Whether in water and sanitation, electricity, banking, agriculture production, and other socio-economic products, interventions that will help address the challenges of service delivery is seen more or less in the suggestions offered by Irene Agyepong, of the Ministry of Health’s Dangme West District in Greater Accra Region. Agyepong proposes that the interventions in reforming the health service delivery in the district level should include public awareness of the availability of resources. But the success of this depends on improvements in coverage, utilization and quality.
This will be enhanced by how flexible the central government allocate and use resources. This calls for more integration of service delivery at district level with the on-going decentralization programmes. This will make service delivery better for more Ghanaians, especially for rural needs. In this context, there have to be changes in basic and in-service training strategies and effective partnerships between the private and public sectors within the available limited resources.

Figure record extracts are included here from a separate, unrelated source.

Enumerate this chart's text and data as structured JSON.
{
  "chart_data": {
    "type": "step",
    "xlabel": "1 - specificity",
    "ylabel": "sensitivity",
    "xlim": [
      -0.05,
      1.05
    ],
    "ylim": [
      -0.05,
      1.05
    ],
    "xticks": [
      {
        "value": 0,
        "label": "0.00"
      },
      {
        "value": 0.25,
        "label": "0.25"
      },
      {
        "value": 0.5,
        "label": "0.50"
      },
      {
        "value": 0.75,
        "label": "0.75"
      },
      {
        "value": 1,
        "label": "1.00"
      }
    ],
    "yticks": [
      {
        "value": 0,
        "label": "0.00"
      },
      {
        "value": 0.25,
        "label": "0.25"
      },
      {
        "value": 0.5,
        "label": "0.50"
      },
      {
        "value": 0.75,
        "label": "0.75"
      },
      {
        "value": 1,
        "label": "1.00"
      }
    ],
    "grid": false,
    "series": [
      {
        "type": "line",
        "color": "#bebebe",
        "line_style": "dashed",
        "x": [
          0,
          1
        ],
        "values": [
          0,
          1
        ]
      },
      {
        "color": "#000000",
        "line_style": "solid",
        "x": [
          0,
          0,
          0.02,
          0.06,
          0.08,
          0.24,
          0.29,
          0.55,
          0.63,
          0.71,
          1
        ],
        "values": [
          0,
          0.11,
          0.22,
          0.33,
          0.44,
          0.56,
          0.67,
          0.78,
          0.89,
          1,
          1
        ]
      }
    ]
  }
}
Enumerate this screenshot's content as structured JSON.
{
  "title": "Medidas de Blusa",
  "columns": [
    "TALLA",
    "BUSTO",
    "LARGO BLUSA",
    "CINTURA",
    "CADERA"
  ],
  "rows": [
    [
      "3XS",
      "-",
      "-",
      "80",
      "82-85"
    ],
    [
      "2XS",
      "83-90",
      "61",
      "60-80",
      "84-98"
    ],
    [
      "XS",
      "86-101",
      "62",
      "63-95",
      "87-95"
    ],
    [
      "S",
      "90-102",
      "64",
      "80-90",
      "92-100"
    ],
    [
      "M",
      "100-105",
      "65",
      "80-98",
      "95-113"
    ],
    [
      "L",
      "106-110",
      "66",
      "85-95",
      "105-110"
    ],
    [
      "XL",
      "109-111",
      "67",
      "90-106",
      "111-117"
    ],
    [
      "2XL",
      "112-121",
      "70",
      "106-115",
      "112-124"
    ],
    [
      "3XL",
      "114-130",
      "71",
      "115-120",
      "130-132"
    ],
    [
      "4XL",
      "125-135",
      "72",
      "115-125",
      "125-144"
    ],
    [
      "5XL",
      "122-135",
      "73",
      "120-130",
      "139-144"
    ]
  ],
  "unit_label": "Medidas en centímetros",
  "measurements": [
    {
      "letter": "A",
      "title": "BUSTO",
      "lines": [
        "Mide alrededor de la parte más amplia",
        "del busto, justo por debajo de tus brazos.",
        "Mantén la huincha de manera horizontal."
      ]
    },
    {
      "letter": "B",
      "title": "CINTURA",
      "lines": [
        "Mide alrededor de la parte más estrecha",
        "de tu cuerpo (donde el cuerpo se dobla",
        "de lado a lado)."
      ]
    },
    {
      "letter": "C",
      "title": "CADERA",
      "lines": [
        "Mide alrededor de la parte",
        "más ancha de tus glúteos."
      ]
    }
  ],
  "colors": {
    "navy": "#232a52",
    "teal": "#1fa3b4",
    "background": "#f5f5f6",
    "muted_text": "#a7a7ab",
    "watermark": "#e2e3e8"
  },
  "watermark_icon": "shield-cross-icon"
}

The durability of the integration process in service delivery will be more effective if traditional institutions and values, as the key sources and structures in the rural areas, are appropriated efficiently in the service delivery programmes. The reality is, the bulk of Ghanaians operate within the informal, traditional sectors, and most are in the rural areas. We can get a better sense from a study undertaken by the Trend Group, a Kumasi-based NGO for WELL Resource Centre Network for Water, Sanitation and Environmental Health, in the provision of water, sanitation, health and educational services.
The service delivery perspective led to sector practitioners doing away with earlier emphasis on the central government being heavily involved in the delivery of water and sanitation and the approach towards the building of more efficient service delivery systems that provide uninterrupted, dependable and reasonable services. The dawn of democracy is fast improving access to basic services. To this end, the new strategy, driven by democratic tenets, has been towards a decentralized, multi-sectoral, demand-driven and private-sector oriented service delivery.
The appropriation of information and communications technology, in-service training, greater infrastructural development, greater decentralization that involves traditional institutions and values, effective partnerships between the private and public sectors are some interventions that might address the service delivery issues in Ghana.